With budgets decreasing and the cost of business going up, reviewing your pricing strategy is more important than ever before. However, if it’s been a while since you last reviewed your pricing – or you never have – you may not know where to start.
To help you step through the details, our business advisers share pricing strategy tips, benefits and how a pricing strategy can drive profitability, mitigate risk and decrease costs.
What is a pricing strategy?
A pricing strategy is more than setting prices or defining margins. It’s the method to how you price your product or service to maximise profits, create value, drive demand, and outperform your competitors.
While there’s a lot that goes into a pricing strategy, it needs to be specific to your business and be directly linked to your business and revenue goals. This ensures your pricing is supporting your business strategy and driving growth in the areas you need.
What benefits are gained by regularly reviewing your pricing strategy?
Just as costs change over time, so too should your pricing strategy. By regularly reviewing your pricing strategy, you can:
- Understand your true profit per sale
- Identify growth and revenue opportunities
- Discovery margin leaks and decreases
- Uncover cash flow impacts and roadblocks
- Better position your product / service in the market
By identifying your projected profit for each sale, you can also better plan and manage external impacts such as supply shortages, labour increases and other unknown setbacks. Quite often businesses are unknowingly undercharging products and services, directly impacting cash flow and creating trading losses.
What should trigger a pricing strategy review?
While pricing strategy should be monitored and reviewed regularly, there are some clear signs to watch for you, such as:
- Large fluctuations (up or down) in sales
- Not being able to keep up with demand
- Cash flow decreases, short or tightness
- An increase in businesses loss or costs
- Changes in competitor pricing, the market or industry
- No price changes for a long period of time
- Discounts heavily driving business
Supply and labour costs may also be eating into your profits. This is especially important in industries that have seen cost hikes in recent years, such as residential construction. Construction costs have increased more than 25% over the last five years, pushing Australia to the fourth most costly region for construction labour. With fluctuating material costs and supply chain impacts, construction companies should not only be reviewing their strategies more regularly but also with each and every project quote to avoid large margin losses.
If you haven’t reviewed your pricing in a while, the revenue losses could be substantial. For example, we recently had a client who had kept their pricing the same for 15 years. By conducting a review we were able to uncover the opportunity for a 29% pricing increase – greatly increasing their profit margin while still making them cheaper than their competitors.
Winning every deal or proposal? You could be undercharging for your services or experiencing margin leakage due to heavy discounts.

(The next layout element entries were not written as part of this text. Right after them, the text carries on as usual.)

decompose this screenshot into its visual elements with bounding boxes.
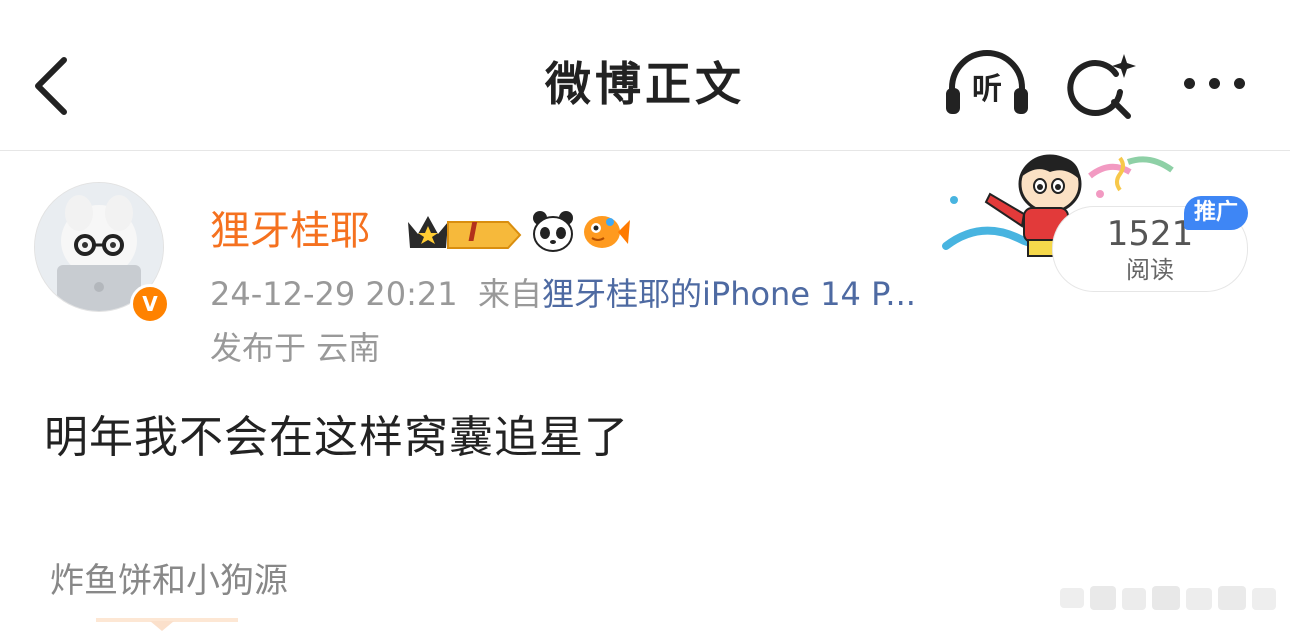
read-label: 阅读	[1126, 256, 1174, 284]
more-dot	[1184, 78, 1195, 89]
top-nav-bar: 微博正文 听	[0, 0, 1290, 151]
author-name[interactable]: 狸牙桂耶	[210, 204, 370, 258]
more-button[interactable]	[1178, 60, 1252, 108]
verified-badge: V	[130, 284, 170, 324]
more-dot	[1209, 78, 1220, 89]
post-meta: 24-12-29 20:21 来自狸牙桂耶的iPhone 14 P...	[210, 272, 916, 316]
member-level: I	[468, 218, 478, 248]
search-sparkle-icon	[1067, 54, 1136, 119]
post-source-link[interactable]: 狸牙桂耶的iPhone 14 P...	[542, 275, 916, 313]
crown-icon	[408, 216, 522, 249]
author-avatar[interactable]: V	[34, 182, 170, 324]
listen-button[interactable]: 听	[942, 48, 1032, 118]
search-button[interactable]	[1064, 52, 1136, 122]
super-topic-tag[interactable]: 炸鱼饼和小狗源	[50, 558, 288, 604]
post-timestamp: 24-12-29 20:21	[210, 275, 458, 313]
post-location: 发布于 云南	[210, 329, 381, 367]
post-text: 明年我不会在这样窝囊追星了	[44, 412, 629, 463]
listen-label: 听	[972, 72, 1002, 107]
member-badge[interactable]: I	[404, 210, 524, 256]
source-prefix: 来自	[477, 275, 542, 313]
promo-badge: 推广	[1184, 196, 1248, 230]
blurred-watermark	[1060, 578, 1280, 618]
more-dot	[1234, 78, 1245, 89]
panda-badge-icon	[530, 208, 576, 254]
tag-caret	[150, 621, 174, 631]
fish-badge-icon	[580, 208, 630, 254]
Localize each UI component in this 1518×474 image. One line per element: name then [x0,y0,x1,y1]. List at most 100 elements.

How to review your pricing strategy
To maximise growth, you should (at a minimum) review your pricing strategy annually alongside your business strategy and goals. This ensures your pricing strategy is supporting your overall business objectives and needs.
Not sure how to start? With hundreds of pricing reviews under their belt, we asked our business advisers for tips to get the best results.
Gather business insights
When developing your pricing strategy it’s important to use real business insights. This is where your business adviser or accountant is key, diving into the numbers to uncover business risks, growth opportunities and profitability impacts.
By reviewing your financial and operational data, you can undercover key insights to drive the direction of your strategy, including:
- What products and services are costing you money
- Where there’s opportunity for growth or margin increase
- How to improve cash flow and increase profitability
- What is causing margin leakage or profit loss
Consider external factors and impacts
Applying these internal insights alongside key market and competitor analysis, you can determine your pricing objectives and in turn define which strategy is right for your business.
External factors to review include:
- Increases or projected increases in third-party pricing or subscriptions
- Changes to competitor pricing or pricing approaches
- Changes and fluctuations to market supply and demand
You also need to consider what legislation and regulations relate to your industry to ensure your pricing is compliant.
Taxes are also a crucial part of your pricing strategy and should be considered to ensure come tax-time you don’t experience a major business loss. If you’re unsure what taxes apply, our business advisers can talk through the details and advise on what you need to consider.
Pick the right pricing strategy for your objectives
There are four main types of pricing strategies:
- Cost-based pricing strategies: Based on either adding a margin onto your costs or cost defined by an hourly rate.
- Competition-based pricing strategies: Defined by the going rate in the market and competitor pricing or approaches.
- Value-based pricing strategies: Defined by perceived customer value, the exclusiveness or quality of your product or service.
- Product-based pricing strategies: Based on setting lower or higher initial price points or at cost to attract customers.
Regardless of the pricing strategy you choose, the key is ensuring you have enough profit margin to manage the unknown. This is sadly where a lot of business can go wrong. For example, if supplies are delayed, is a 10% profit enough to pay your contractors? If not enough of a margin, this could quickly become a loss.
It’s also important that your terms and conditions include clauses around pricing changes, allowing you to increase or decrease pricing at your discretion. This could ensure pricing is increased to cover for third-party price increases or unseen market impacts, or allow you to take on a new job at cost during a quieter period to ensure ongoing work.
Monitor and review on an on-going basis
By regularly monitoring your pricing, you can identify further trends or insights that could impact your profitability and financial performance. This could be uncovering heavy discounts being applied too often and removing margin benefits, costs slowly eroding your profits or cash flow.
This is why our business advisers sit down with clients each and every quarter and analyse business performance, providing insight into their business financials and operational costs. This business insight puts you back in the driver’s seat, providing the ability to make strategic changes to your pricing before it impacts your bottom line.
We also recommend a full pricing strategy review is conducted alongside your annual business strategy, ensuring your pricing continuously supports your business goals and growth.